Apparently, Peter was not, in fact, the worst at this. Later he might feel good about that, but right now, not so much.

"Uh," he said again, on the grounds it couldn't get worse.

"So, it's like this," Johnny started, as Mr. Trainer's eyes somehow narrowed even further.

Why was the universe so insistent on proving him wrong? Did he somehow kick its puppy? Because Peter was pretty sure he would remember kicking a puppy, especially a cosmic one. He made a mental note to ask Dr. Strange anyway.

"A school! A school of Parkers," MJ interrupted again. "Which, coincidentally, is where we are. And we're late."

"For learning," Gwen said, nodding with a virtuous expression.

"Which is so important for young, impressionable —"

"— completely non-criminal —"

"— non-criminal minds," MJ finished and snatched the money from Peter, pushing it into Trainer's unresisting hands. "So as we've now given the money to an authority figure, we've done our part. Don't worry, we don't want extra credit or anything. It's the right thing to do ."

Peter found himself shoulder to shoulder with Bobby as MJ steered them down the hall at speed, Gwen pushing Johnny ahead.

"Why are they so … sticky … ?" Trainer asked helplessly in their wake.

— o O o —

"I got a call from the Principal today," May said, standing in the kitchen doorway, drying her hands. "Apparently one of your teachers is concerned you're on drugs. Possibly all the drugs. I got the impression he wasn't sure.

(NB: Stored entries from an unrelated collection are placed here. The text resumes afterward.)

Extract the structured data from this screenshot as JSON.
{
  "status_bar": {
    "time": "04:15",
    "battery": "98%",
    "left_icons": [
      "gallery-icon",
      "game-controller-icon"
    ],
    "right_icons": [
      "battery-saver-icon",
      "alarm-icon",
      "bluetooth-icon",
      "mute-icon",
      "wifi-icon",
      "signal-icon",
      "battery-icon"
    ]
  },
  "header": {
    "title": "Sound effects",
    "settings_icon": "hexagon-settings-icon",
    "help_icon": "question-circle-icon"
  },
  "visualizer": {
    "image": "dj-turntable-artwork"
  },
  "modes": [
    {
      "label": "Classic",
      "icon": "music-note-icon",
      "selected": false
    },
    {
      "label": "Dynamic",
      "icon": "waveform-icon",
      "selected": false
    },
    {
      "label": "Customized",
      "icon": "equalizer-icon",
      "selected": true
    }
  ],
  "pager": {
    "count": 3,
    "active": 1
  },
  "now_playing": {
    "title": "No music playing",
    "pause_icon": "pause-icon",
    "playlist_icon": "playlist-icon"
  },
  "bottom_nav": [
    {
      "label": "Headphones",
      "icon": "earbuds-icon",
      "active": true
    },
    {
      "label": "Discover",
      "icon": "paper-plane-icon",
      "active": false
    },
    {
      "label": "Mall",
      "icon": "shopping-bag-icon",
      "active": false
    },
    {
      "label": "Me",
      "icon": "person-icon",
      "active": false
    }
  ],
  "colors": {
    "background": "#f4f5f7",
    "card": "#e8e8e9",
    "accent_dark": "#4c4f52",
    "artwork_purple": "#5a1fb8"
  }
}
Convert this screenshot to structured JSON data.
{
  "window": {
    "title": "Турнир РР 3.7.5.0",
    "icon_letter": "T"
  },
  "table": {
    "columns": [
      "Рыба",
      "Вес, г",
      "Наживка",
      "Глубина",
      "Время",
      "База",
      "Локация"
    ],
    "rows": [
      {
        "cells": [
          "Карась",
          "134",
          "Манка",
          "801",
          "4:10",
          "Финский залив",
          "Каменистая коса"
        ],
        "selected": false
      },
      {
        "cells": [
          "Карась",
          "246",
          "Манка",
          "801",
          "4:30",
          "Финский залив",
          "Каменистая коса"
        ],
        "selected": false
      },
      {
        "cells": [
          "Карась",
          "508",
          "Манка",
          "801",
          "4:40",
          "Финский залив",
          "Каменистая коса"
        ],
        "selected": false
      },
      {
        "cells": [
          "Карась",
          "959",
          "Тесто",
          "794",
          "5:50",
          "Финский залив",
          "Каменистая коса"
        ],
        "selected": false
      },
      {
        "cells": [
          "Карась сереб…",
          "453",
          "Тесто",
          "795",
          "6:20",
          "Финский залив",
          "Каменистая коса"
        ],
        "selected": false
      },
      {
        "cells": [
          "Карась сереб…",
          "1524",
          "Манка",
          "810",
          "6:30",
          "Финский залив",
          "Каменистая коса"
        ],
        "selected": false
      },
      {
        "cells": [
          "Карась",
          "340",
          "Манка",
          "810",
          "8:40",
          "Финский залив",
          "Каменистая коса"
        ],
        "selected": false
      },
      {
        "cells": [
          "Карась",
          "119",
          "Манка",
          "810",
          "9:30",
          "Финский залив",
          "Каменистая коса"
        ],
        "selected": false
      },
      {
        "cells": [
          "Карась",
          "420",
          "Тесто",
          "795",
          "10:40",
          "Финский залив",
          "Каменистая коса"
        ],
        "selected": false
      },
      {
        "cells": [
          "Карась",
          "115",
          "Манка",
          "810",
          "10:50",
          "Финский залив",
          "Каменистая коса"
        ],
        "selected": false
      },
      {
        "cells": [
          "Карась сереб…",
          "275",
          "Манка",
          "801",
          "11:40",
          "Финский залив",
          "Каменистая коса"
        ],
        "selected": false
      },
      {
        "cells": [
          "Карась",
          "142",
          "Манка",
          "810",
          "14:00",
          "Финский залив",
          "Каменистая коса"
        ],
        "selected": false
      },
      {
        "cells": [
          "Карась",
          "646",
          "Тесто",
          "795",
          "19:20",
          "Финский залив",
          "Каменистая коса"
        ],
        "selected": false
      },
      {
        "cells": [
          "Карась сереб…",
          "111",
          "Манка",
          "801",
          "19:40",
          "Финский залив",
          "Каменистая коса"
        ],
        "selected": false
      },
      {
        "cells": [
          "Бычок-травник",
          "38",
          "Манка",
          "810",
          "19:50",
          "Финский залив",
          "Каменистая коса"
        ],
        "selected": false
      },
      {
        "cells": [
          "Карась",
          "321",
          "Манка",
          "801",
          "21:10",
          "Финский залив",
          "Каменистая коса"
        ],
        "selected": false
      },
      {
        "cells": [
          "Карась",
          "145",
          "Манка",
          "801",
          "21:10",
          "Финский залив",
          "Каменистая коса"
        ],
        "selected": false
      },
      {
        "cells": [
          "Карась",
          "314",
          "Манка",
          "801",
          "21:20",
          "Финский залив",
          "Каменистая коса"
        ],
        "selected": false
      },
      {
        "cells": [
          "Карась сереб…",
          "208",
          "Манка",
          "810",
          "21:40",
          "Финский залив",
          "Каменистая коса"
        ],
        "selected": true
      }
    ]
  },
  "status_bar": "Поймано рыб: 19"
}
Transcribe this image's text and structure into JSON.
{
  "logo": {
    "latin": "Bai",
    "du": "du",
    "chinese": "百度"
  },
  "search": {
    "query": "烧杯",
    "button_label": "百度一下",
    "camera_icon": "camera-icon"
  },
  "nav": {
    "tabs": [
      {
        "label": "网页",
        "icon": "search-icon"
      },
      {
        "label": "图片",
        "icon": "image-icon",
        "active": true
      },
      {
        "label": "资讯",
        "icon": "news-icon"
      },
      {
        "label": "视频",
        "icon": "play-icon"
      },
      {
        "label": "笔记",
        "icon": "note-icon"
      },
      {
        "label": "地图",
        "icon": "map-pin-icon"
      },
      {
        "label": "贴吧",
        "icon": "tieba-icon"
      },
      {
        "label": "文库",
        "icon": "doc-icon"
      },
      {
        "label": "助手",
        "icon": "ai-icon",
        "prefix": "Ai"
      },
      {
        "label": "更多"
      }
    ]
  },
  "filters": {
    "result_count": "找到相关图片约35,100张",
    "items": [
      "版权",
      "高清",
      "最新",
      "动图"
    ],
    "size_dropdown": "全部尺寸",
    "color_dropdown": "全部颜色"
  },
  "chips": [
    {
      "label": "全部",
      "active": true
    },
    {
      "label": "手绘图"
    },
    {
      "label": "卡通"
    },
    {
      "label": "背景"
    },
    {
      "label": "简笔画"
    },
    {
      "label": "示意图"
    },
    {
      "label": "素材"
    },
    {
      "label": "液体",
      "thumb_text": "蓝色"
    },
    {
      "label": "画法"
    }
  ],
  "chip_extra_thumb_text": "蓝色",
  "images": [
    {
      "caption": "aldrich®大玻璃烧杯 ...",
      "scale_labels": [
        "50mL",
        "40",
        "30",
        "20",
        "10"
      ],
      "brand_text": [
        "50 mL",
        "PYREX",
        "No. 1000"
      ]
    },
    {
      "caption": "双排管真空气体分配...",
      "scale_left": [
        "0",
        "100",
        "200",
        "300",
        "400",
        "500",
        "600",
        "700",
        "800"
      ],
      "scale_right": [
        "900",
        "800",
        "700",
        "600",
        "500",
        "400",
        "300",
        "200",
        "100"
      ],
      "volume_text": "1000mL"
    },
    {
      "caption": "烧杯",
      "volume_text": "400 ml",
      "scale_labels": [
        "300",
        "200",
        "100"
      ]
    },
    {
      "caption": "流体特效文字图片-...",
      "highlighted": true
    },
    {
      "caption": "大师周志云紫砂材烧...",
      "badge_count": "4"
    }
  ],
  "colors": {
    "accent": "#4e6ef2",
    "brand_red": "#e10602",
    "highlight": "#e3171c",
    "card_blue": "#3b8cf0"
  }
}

It may," she added, gaze landing squarely on Peter, "just be the sticky ones."

"It might also be the burnt and frozen ones," Johnny admitted.

May closed her eyes and pinched the bridge of her nose, something Peter had long ago learned preceded laughter and ice-cream, or being grounded until roughly the heat-death of the universe.

"Either," she said, "that's some kind of new slang for gateway narcotics, or you've all been very careless and, honestly, I'm not sure which is worse."

"This isn't our fault," he tried.

May's expression didn't seem to agree.

"This is Bobby's fault," he amended.

"We rob one bank and we're already turning on each other." Bobby's expression saddened to somewhere around Telenovela levels of tragedy. "Next Gwen's going to be at the police station telling stories and not really existing and—"

"Hey! How did I become the Soze? I wasn't even there when you turned to a life of crime. If I had been, you'd have made it out with way more than three-hundred bucks."

"Could you not mastermind your criminal empire while I'm standing right here?" Peter asked plaintively, if only to make his position on the whole thing clear.

"I'm going to need a partner," Gwen said, completely ignoring him."MJ will do it—colleges are looking for applicants with extracurricular activities. We'll need a henchman or two." She stared at Bobby and Johnny, who shrugged in tandem.

Peter sidled closer to May, who didn't seem to be about to ground them anytime soon; cautiously, he began to hope for ice-cream.

"Will one of you actually tell me what happened?" she asked, but looked more amused than expectant.

"We turned out to be better bank robbers than Stilt-man, which is a special kind of pathetic. Or piteous," he added, remembering. "We were trying to work out the name for a group of Parkers," he explained, off her look.

Her hand cuffed him gently upside the head. "A family, Peter. Now come lay the table. And try not to steal the silverware."